SEN12-WATER: A New Dataset for Hydrological Applications and its Benchmarking

Abstract

Climate change and increasing droughts pose significant challenges to water resource management around the world. These problems lead to severe water shortages that threaten ecosystems, agriculture, and human communities. To advance the fight against these challenges, we present a new dataset, SEN12-WATER, along with a benchmark using a novel end-to-end Deep Learning (DL) framework for proactive drought-related analysis. The dataset, identified as a spatiotemporal datacube, integrates SAR polarization, elevation, slope, and multispectral optical bands. Our DL framework enables the analysis and estimation of water losses over time in reservoirs of interest, revealing significant insights into water dynamics for drought analysis by examining temporal changes in physical quantities such as water volume. Our methodology takes advantage of the multitemporal and multimodal characteristics of the proposed dataset, enabling robust generalization and advancing understanding of drought, contributing to climate change resilience and sustainable water resource management. The proposed framework involves, among the several components, speckle noise removal from SAR data, a water body segmentation through a U-Net architecture, the time series analysis, and the predictive capability of a Time-Distributed-Convolutional Neural Network (TD-CNN). Results are validated through ground truth data acquired on-ground via dedicated sensors and (tailored) metrics, such as Precision, Recall, Intersection over Union, Mean Squared Error, Structural Similarity Index Measure and Peak Signal-to-Noise Ratio.
Paper Structure (16 sections, 3 equations, 5 figures, 6 tables)
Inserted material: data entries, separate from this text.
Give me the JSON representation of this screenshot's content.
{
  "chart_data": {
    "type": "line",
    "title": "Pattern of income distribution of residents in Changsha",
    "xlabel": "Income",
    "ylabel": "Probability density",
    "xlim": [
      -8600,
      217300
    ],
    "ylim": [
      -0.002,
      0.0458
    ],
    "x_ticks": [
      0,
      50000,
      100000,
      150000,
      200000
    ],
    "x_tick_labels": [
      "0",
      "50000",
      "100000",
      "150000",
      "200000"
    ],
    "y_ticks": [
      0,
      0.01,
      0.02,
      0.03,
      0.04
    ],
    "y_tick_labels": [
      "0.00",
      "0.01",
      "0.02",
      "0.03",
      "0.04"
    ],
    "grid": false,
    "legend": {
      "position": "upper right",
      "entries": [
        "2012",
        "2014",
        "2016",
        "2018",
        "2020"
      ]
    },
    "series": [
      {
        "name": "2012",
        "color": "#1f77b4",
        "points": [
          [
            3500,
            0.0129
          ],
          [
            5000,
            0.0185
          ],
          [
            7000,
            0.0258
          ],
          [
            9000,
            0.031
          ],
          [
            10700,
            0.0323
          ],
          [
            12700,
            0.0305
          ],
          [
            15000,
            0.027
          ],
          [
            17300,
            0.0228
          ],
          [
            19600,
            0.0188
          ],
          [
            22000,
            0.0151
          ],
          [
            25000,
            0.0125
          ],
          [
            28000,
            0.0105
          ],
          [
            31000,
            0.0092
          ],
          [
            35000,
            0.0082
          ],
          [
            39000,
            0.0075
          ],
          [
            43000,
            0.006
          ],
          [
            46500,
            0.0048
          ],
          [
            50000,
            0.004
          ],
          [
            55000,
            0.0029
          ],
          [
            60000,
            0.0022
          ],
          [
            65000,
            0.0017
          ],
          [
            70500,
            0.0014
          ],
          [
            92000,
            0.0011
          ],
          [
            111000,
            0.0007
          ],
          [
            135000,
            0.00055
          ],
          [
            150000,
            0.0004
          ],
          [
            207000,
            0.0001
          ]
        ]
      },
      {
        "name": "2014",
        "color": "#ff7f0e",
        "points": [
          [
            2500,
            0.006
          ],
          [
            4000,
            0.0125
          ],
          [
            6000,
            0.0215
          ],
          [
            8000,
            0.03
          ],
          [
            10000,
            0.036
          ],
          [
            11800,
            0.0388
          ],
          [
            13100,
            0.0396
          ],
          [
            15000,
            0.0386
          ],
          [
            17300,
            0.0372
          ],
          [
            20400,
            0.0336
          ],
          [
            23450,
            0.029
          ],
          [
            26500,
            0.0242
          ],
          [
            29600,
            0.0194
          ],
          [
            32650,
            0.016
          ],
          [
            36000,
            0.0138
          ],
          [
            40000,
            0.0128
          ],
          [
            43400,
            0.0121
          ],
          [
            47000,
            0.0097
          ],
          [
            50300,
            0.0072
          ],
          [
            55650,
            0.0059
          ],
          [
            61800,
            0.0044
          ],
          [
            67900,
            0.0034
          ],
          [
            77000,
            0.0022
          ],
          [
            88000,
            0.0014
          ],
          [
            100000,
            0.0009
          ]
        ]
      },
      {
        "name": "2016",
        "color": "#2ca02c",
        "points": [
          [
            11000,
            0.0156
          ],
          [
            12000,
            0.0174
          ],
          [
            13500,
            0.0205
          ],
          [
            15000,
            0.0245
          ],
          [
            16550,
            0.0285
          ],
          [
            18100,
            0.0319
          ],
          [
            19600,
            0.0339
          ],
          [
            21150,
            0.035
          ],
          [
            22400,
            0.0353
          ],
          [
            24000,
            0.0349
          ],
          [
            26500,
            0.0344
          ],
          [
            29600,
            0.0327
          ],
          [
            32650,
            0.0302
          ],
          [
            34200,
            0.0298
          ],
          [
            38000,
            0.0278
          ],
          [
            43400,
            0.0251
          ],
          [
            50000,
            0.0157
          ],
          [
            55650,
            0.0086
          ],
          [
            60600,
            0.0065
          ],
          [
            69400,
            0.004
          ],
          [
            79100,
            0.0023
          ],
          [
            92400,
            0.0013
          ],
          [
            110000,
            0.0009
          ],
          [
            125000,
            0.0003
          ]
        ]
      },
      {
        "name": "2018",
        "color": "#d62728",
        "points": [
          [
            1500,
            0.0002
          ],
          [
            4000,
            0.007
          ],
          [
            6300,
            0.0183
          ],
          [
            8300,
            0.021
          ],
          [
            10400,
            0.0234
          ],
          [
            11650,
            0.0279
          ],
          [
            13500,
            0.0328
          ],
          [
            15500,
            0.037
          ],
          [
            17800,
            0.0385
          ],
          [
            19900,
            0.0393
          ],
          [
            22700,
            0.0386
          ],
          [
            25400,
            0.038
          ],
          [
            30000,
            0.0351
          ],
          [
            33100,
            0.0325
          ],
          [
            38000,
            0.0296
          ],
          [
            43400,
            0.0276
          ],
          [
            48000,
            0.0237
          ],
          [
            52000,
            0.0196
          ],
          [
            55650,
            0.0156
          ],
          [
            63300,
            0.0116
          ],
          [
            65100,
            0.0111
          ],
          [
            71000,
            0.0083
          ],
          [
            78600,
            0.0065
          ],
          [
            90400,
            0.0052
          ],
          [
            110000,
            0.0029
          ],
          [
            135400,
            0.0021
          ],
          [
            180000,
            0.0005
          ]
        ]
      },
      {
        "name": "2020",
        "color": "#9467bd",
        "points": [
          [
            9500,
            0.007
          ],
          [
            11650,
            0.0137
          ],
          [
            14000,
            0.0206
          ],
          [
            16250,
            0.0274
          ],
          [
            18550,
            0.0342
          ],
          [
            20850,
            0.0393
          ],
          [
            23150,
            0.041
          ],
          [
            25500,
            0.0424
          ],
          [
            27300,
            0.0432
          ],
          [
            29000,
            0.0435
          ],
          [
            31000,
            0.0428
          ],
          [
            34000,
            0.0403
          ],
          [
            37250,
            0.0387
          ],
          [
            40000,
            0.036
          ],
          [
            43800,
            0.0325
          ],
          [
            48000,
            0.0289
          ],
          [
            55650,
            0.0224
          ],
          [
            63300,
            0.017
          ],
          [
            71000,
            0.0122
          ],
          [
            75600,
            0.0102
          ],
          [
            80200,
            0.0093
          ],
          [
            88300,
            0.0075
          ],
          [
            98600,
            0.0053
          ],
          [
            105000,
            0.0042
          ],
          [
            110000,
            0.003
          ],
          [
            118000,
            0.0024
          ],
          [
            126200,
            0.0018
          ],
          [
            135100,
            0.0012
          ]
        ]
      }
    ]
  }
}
This paper contains 16 sections, 3 equations, 5 figures, 6 tables.

Figures (5)

  • Figure 1: Visualization of the SEN12-WATER Dataset. On the y-axis are different geographical locations, and on the x-axis are the time series images for each location. Each cube plot shows the compound product of the S1 polarizations (VV+VH) and S2 spectral bands (R+G+B+NIR). The datacube is finally enriched with slope and elevation information for each geolocation. This plot has been produced using https://alessandrosebastianelli.github.io/opensv/pyosv.html.
  • Figure 2: Proposed end-to-end framework and methodology composed of several blocks: segmentation of water basins, prediction of future water and drought masks and evaluation of the quantity of water pixels within each segmented mask.
  • Figure 3: Visual comparison of our method output (before the time-series analysis block), with respect to input data (S1 & S2) and reference data. Each row represents, $1)$ S1 data, $2)$ S2 data, $3)$ method results, 4) ground truth.
  • Figure 4: Investigation on the temporal trends in the water volume variation.
  • Figure 5: Olivo Dam in different seasons: (a) spring, April 13, 2016; (b) summer, August 21, 2016; (c) autumn, October 10, 2016.